The project caught the attention of Henry Fonda, who, seeing the potential of the drama as a film, produced the 1957 movie version, claiming the lead role for himself. Making his film debut, Sidney Lumet was chosen to direct. Writer Rose expanded the script from the original 60-minute TV version, fleshing out each of the characters more substantially, and emphasizing the theme of racial prejudice against the young, Hispanic defendant. Two lesser known actors were retained from the original teleplay. The other roles were given to some of the finest character actors in the history of film: Ed Begley, Jack Warden, Robert Webber, Martin Balsam, E.G. Marshall and Jack Klugman. In the principal role of the hotheaded Juror #3, hell-bent on having the youth executed, Lee J. Cobb gives yet another virtuoso characterization. And Fonda, with his introverted acting style, adds more depth and inner resolve to the role of Juror #8 than did Cummings.
Criterion has just added "12 Angry Men" to its Blu-ray offerings. Though in black and white, the film looks remarkable on the new release. The action occurs during a sweltering summer day; and, with the lifelike clarity of the picture, the viewer can actually see the sweat exuding from the pores of the actors.

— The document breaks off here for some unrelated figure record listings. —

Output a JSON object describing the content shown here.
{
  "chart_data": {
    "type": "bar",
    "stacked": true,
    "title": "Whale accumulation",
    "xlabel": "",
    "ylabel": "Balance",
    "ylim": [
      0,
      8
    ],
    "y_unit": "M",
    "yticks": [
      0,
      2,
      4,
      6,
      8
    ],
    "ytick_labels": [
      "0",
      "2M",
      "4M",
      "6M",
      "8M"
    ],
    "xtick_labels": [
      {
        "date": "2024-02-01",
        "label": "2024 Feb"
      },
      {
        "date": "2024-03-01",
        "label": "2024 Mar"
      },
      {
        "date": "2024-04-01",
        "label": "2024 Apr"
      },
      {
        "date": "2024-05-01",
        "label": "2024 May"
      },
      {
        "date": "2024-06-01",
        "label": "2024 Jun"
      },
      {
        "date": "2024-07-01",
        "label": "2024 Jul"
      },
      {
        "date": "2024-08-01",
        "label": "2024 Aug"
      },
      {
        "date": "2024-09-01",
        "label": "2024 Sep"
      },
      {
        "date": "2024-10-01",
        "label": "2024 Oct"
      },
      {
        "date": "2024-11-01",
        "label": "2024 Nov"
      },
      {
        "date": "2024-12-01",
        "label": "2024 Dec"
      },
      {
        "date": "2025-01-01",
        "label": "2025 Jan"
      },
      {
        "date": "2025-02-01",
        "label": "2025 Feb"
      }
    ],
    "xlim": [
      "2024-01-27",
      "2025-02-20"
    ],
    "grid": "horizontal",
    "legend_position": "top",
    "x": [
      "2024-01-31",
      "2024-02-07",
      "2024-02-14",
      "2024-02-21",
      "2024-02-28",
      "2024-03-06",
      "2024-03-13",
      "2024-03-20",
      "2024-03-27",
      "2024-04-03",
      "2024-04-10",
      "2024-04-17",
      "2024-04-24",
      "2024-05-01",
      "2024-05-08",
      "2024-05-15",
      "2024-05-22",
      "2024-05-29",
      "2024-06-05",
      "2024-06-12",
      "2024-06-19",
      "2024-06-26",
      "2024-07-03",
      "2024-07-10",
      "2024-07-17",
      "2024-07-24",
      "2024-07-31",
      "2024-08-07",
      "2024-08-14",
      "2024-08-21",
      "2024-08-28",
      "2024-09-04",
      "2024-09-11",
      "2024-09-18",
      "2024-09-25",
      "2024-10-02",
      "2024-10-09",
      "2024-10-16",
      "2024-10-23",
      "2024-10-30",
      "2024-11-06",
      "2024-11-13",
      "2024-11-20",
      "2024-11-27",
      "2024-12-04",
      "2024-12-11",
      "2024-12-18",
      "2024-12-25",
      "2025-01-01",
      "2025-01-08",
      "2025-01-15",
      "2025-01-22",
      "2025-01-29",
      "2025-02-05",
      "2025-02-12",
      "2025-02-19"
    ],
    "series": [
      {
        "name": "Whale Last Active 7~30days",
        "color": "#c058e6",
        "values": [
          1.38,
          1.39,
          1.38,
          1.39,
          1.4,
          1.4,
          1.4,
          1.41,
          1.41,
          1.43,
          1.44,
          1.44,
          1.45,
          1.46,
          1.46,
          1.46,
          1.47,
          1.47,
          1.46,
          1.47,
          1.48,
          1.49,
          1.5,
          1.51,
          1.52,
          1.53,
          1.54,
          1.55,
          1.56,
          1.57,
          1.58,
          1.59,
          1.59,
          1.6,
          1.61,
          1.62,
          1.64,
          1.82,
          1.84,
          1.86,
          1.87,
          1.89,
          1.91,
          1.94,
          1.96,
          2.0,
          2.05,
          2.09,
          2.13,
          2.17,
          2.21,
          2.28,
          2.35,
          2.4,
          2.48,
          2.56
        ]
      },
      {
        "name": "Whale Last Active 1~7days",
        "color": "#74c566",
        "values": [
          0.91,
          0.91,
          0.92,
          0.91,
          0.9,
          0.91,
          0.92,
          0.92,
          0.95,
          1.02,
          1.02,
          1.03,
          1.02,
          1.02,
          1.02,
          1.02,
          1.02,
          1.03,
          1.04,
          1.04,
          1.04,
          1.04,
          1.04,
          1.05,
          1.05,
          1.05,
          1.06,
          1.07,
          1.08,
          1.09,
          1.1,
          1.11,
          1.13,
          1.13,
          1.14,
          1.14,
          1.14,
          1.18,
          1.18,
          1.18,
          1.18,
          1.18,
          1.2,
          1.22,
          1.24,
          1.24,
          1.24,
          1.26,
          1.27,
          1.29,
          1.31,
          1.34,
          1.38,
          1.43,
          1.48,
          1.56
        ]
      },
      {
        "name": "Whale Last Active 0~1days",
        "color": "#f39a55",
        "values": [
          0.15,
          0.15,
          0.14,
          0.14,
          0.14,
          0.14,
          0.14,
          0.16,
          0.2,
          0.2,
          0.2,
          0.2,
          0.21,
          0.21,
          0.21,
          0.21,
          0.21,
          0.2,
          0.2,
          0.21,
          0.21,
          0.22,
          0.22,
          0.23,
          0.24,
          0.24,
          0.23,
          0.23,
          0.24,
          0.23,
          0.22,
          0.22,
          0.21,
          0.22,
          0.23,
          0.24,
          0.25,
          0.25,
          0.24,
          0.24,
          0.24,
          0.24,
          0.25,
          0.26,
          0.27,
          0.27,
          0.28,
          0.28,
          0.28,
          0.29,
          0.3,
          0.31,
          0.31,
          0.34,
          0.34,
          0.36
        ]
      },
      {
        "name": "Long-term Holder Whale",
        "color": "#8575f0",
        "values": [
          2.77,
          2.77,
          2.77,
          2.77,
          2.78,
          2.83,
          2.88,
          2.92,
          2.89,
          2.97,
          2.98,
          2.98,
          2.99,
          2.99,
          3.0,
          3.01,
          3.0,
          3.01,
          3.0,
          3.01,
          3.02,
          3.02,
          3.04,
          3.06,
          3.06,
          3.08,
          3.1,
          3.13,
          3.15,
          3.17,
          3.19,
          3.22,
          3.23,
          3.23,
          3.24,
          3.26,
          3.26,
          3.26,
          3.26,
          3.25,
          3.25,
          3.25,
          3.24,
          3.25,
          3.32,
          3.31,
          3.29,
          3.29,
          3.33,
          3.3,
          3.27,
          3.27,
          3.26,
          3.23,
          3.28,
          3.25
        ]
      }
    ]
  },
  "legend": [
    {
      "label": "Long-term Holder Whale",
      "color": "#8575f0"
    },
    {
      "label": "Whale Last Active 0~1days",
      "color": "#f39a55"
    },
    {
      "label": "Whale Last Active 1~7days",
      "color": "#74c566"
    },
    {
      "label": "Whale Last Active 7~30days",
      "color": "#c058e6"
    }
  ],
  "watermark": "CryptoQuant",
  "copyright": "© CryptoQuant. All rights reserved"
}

The sharpness enhances the many close-up shots, with which Lumet so effectively heightens the drama. No less clear is the fine sound quality, which allows every word of Rose’s powerful script to be clearly heard.
In addition to the definitive film transfer of "12 Angry Men," Criterion also offers the original television version as a special feature. Other valuable extras include introductions to both versions, and documentaries on the making of the film, and the key players involved. If you are a fan of great acting, this brilliant ensemble piece, enhanced by Criterion’s superb presentation, is highly recommended.